The museum has gradually helped to arouse the villagers’ recognition for their bats. Women from the local farms have picked up books again to study up on the bats so they can talk about them to tourists. “In traditional rural areas, temples or areas under large trees are places where villagers often gather to chat or gossip, building community relationships. The museum has played the same role,” says Zhang.

Colorful bat paper-cuts decorate both sides of the main entrance to the Formosan Golden Bat’s Home, symbolizing the arrival of good fortune.
The golden bats of Suqin Village have also attracted the attention of eco-documentary filmmaker Zhang Bojun.
Zhang worked as an executive producer at Taiwan Television and Public Television Service before taking over the family business to become a greengrocer, and he still loves using his camera to depict the relationship between people and the land.
After Zhang Bojun’s debut documentary Falling in Love with Fireflies received good reviews in 2010, he immediately went to visit Zhang Hengjia in Yunlin, hoping to record the process of saving the golden bats.

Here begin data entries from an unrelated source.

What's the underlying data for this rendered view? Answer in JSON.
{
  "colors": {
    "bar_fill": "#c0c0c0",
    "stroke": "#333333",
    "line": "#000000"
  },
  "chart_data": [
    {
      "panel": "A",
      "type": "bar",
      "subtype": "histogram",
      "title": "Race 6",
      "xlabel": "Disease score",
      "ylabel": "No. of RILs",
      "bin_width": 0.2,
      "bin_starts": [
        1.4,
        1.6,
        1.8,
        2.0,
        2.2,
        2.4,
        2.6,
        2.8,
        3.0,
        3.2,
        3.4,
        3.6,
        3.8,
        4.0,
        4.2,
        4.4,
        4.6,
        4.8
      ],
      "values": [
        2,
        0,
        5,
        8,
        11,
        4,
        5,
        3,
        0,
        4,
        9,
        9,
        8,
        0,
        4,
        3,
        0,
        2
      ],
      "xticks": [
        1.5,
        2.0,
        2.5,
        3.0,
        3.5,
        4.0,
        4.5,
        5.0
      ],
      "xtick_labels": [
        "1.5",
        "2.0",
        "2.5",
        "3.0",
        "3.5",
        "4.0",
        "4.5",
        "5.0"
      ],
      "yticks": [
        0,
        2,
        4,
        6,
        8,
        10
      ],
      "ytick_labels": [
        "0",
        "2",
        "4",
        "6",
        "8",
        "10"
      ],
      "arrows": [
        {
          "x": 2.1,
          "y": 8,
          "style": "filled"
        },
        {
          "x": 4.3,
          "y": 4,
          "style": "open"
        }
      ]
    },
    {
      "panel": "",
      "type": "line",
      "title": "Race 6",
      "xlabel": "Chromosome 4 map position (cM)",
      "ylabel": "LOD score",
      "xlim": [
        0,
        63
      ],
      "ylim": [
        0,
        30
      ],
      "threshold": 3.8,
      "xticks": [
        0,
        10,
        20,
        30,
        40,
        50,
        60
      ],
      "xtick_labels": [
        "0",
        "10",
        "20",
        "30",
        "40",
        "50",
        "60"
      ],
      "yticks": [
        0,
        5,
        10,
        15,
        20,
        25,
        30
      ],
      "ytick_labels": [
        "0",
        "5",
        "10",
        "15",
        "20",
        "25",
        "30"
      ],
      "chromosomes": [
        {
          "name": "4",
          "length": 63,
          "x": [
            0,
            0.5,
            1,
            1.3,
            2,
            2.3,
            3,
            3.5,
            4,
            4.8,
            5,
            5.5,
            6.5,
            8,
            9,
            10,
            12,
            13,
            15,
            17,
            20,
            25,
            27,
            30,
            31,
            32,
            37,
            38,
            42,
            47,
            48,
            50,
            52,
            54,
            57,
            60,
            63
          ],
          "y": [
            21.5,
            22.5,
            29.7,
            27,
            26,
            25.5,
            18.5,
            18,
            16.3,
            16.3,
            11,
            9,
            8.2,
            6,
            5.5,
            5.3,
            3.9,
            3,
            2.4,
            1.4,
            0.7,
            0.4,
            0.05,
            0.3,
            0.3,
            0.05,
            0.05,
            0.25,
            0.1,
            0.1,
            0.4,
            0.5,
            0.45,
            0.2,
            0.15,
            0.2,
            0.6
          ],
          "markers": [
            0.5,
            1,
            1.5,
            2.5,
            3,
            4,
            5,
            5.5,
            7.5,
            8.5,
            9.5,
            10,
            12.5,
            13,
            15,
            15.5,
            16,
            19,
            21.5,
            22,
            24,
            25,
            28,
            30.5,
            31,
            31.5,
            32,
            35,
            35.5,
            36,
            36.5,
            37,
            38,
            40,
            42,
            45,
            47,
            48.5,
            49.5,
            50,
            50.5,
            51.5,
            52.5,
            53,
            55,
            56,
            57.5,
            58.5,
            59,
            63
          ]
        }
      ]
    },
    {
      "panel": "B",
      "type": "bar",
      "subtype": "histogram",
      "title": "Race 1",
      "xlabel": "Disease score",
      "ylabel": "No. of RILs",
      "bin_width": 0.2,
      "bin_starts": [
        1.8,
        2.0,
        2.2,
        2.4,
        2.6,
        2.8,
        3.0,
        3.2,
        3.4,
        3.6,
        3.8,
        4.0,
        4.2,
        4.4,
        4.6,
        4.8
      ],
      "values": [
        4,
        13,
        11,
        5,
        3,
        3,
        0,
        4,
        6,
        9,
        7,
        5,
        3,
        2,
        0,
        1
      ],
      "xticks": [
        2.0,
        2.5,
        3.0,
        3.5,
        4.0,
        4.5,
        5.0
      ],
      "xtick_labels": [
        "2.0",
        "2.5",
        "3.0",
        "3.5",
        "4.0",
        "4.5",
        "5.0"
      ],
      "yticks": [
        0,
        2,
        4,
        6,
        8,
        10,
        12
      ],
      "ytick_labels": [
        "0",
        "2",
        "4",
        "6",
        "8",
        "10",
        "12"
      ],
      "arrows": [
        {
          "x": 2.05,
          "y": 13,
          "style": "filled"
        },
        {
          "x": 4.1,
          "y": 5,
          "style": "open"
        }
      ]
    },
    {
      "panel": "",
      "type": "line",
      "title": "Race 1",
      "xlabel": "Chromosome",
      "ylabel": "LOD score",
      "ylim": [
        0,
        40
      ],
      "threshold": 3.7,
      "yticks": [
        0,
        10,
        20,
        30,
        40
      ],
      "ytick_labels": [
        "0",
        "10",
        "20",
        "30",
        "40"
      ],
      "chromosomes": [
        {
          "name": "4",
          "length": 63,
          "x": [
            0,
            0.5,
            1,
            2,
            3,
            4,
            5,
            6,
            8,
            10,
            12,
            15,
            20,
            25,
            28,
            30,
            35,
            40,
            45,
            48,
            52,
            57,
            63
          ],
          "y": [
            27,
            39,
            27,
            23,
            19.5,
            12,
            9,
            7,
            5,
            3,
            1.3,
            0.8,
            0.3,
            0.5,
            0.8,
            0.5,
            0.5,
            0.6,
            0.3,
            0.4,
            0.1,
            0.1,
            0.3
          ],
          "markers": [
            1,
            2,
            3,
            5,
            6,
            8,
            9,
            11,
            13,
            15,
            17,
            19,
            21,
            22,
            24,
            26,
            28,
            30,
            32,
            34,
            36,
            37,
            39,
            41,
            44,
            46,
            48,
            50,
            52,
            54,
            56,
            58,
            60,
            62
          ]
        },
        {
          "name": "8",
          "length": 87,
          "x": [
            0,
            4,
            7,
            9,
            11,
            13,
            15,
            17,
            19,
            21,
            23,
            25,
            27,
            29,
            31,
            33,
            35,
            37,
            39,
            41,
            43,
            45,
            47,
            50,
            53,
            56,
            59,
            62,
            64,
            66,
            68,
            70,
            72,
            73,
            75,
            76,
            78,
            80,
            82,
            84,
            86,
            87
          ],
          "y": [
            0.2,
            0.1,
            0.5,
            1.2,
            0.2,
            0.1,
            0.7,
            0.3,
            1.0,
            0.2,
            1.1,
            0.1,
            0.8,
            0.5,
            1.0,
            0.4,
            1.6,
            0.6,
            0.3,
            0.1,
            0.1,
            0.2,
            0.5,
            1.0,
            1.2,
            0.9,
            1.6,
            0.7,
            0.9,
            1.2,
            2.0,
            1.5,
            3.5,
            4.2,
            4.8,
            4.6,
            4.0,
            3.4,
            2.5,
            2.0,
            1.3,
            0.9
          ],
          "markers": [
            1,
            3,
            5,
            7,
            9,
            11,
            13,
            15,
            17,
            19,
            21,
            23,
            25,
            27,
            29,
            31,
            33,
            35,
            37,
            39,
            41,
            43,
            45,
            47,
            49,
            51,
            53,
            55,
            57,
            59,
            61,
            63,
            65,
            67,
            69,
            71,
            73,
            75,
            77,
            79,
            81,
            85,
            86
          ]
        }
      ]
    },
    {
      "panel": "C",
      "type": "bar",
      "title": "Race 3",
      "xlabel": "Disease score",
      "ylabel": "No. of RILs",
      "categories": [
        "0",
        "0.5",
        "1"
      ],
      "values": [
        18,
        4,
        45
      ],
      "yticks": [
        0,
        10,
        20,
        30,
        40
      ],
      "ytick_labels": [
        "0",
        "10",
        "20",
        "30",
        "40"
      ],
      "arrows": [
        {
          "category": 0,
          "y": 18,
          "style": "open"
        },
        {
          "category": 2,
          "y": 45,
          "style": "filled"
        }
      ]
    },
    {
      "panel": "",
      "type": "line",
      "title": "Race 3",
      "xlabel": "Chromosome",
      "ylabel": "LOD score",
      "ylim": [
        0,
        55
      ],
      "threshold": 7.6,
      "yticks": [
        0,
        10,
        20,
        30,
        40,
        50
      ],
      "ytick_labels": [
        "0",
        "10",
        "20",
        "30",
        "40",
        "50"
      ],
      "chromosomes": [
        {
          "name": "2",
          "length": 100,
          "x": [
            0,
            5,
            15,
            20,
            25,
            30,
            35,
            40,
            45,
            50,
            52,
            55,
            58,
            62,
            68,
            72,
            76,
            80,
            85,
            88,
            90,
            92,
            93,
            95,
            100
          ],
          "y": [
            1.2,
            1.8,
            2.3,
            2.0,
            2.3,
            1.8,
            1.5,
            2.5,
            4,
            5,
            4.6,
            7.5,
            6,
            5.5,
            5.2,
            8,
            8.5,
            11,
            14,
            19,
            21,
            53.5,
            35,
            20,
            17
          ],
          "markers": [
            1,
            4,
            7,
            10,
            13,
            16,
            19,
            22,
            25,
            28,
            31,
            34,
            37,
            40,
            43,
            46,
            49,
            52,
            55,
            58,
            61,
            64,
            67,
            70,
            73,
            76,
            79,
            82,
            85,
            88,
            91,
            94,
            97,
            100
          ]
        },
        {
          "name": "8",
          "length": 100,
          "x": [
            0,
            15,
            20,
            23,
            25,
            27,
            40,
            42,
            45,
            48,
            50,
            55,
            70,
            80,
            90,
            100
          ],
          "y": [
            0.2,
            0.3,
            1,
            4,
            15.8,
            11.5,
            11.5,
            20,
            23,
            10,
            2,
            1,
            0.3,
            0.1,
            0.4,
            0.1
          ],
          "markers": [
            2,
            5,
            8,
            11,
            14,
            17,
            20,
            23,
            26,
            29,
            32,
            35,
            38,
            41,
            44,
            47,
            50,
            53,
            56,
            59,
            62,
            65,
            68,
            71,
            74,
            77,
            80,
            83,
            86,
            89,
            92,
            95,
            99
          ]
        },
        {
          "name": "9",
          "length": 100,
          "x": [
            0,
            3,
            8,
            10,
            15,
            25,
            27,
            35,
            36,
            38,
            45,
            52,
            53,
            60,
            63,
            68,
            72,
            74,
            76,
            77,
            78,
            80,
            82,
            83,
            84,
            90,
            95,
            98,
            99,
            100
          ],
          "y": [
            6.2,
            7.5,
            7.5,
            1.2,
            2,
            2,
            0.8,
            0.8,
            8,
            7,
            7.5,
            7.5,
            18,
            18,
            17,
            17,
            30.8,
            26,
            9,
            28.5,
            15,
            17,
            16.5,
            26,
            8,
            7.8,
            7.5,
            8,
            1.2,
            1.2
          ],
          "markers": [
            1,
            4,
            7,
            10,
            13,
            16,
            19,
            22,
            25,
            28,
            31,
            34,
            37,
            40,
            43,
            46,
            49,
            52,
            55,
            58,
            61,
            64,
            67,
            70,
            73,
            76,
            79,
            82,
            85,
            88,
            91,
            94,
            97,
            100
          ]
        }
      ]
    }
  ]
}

In 2012, Zhang Bojun moved to Suqin Village and began following the nocturnal routines of the bats. In order to capture the best pictures of the golden bats’ activities, he had to endure the discomfort of endless mosquito bites, waiting for the golden bats to wake up and begin foraging. He even carried his video camera deep into the high mountains in winter, following Zhang Hengjia in search of the bats.
Zhang’s insistence on not using bright lights to shoot the bats makes his work even more difficult, especially at night. He has even sometimes utilized infrared photography, hoping for interesting night shots.
Yunlin’s spring looks much like spring in any rural area: farmers cultivate the fields, and villagers riding their bikes fade away into the distance along the winding roads. Spring is also the season when the golden bats appear, but their numbers are gradually diminishing.
To encourage the golden bats to reappear, the residents of Suqin Village have built habitats for the bats, and acted as front-line conservation volunteers. Hoping to revive the past glories of the bat world, the quiet village has also recovered a vitality that hasn’t been seen for a long time.